By Dan Catchpole
August 15, 2018, © Leeham News: If Boeing launches its New Midsize Airplane (NMA or 797), it is expected to use the cleansheet program to force new contract terms on suppliers. And that has some suppliers wondering if it is worth participating in the program at all.
Speaking on background, executives from several suppliers told LNC in recent months that they might not bid on NMA work if it means greater price concessions up front, as well as surrendering lucrative aftermarket sales to Boeing.

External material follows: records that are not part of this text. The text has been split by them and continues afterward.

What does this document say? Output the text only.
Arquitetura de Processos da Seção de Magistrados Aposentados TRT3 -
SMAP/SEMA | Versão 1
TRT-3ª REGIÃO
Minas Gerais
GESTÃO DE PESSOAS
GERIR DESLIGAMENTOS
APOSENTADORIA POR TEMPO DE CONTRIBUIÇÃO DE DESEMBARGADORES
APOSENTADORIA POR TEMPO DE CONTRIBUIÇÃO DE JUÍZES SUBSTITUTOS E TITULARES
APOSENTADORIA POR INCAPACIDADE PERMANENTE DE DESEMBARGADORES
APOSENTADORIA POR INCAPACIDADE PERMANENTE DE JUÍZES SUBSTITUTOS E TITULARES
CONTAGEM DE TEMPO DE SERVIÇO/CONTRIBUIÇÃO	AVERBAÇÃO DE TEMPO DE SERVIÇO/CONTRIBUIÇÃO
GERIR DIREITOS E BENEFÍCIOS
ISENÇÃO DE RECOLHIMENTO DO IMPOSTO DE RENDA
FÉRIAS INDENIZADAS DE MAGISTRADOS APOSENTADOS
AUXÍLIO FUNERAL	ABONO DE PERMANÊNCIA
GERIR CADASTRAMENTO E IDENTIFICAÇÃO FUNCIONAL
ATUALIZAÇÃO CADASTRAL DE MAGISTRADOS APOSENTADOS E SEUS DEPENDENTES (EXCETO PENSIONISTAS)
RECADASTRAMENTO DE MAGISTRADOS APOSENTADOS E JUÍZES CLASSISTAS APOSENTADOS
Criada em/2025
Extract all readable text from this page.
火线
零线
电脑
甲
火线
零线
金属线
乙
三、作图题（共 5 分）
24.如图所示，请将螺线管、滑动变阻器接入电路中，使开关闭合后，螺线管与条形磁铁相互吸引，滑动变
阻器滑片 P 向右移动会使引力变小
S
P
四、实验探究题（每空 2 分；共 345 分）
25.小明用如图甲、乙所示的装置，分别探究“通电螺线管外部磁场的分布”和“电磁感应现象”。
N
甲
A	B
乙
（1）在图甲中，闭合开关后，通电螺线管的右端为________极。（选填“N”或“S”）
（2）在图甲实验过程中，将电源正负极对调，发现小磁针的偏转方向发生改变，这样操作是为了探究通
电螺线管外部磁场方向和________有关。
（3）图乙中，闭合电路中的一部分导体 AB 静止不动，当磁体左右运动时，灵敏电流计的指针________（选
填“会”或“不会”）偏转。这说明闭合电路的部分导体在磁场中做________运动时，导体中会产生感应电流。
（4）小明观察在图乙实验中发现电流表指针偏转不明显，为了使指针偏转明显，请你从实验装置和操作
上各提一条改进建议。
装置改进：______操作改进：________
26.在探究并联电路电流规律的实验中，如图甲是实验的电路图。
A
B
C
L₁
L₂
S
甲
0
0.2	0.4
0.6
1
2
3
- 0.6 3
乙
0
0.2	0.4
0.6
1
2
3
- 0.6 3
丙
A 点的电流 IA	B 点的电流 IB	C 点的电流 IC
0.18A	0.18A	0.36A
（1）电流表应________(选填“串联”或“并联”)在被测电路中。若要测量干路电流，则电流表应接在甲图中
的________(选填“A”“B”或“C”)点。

Bidding will depend, in part, on whether suppliers can pass cost cuts down to their own suppliers, and if Boeing takes on more risk and development costs to offset lost aftermarket revenue. One exec wondered what it could mean for the company’s engineering capabilities if they have to bid for essentially procurement orders with Boeing holding onto the IP.
The aerospace giant is still struggling to close the business case for the NMA, which would serve midrange routes often flown with aging Boeinig 757s and 767s and Airbus’ oldest A330-200s. Boeing says there is demand for between 4,000 and 5,000 aircraft; however, some analysts and suppliers, including engine companies, think the market is closer to 2,500.
The NMA business case is far more complex than any previous Boeing jetliner program. The NMA would be the first Boeing jetliner designed to make money for Boeing throughout the plane’s lifetime. Indeed, revenue from aftermarket sales and services appears critical to Boeing being able to offer the airplane at a low enough price to compete with Airbus’ A321. Potential customers want the purchase price tag down to about $70 million—or less, figures that skeptics think are impossible for Boeing to achieve.
High margins on aftermarket sales and services have helped many suppliers weather Airbus’ and Boeing’s efforts to cut production costs.
It would not be the first time Boeing’s aggressive supply chain strategy prompted a major supplier to sit on the sidelines rather than bid on a Boeing program. UTC Aerospace Systems (UTAS) decided to not bid on making landing gear assemblies for Boeing’s 777X, even though the company makes the components for the 777-300ER. Instead, Boeing in December 2013 picked a small Quebec-based firm, Heroux-Devtek, to provide the assemblies.
“The landing gear was a particularly difficult discussion,” UTAS CEO Greg Hayes said during an earnings call in October 2017. “Boeing asked for a large price reduction, which we could not accommodate, which would have ended up us losing money on a product with no aftermarket.”
Follow-on revenue is critical for UTAS, Hayes said.
“The problem at UTAS today, of course, is, we don’t make any money on any product that we sell to the Boeing Company. None. In fact, we lose money.”
The situation has improved since then for UTAS. In March, UTAS President David Gitlin told investment analysts that the supplier had reached new agreements with Boeing around the airframer’s Partnership for Success (PFS) 2.0.
Gitlin said the two companies had reached a “win-win” solution that opened the door to serious talks about the NMA program.
“On the NMA, I think now that we’ve been able to come to an agreement with Boeing that works for both of us, I’m excited to engage in those discussions and see where it goes,” Gitlin said.
Like many Tier 1 suppliers, UTAS has launched its own cost-cutting initiative, called PACE, with its suppliers.
Like Boeing, Airbus has pushed for price concessions from its supply chain. Boeing’s behavior is in no way unique. While cost control makes complete common sense, done poorly, it can have disastrous results, as GM learned in the 1990s.
Some suppliers are more insulated from Boeing’s efforts to reshape its relationships with suppliers. These tend to be supply chain segments that have greater control over IP, such as engines, and that have more direct relationships with airlines, such as cabin interiors.
Other suppliers might not have a choice about participating on the NMA.
“While contract terms on (the NMA program) will likely be a challenge for (Spirit Aerosystems), and other suppliers, we view this as a necessary program for some level of involvement for Spirit considering its capacity, and the potential for some cannibalization on the 737,” Cannacord Genuity analyst Ken Herbert noted in a July 30 research note.
The problem is compounded for some by the fact that if authorized, the NMA will be the only new commercial airplane development program among the major players for several years. That means some suppliers, reluctant or not, might just have to find a way to make participating on the program pencil out.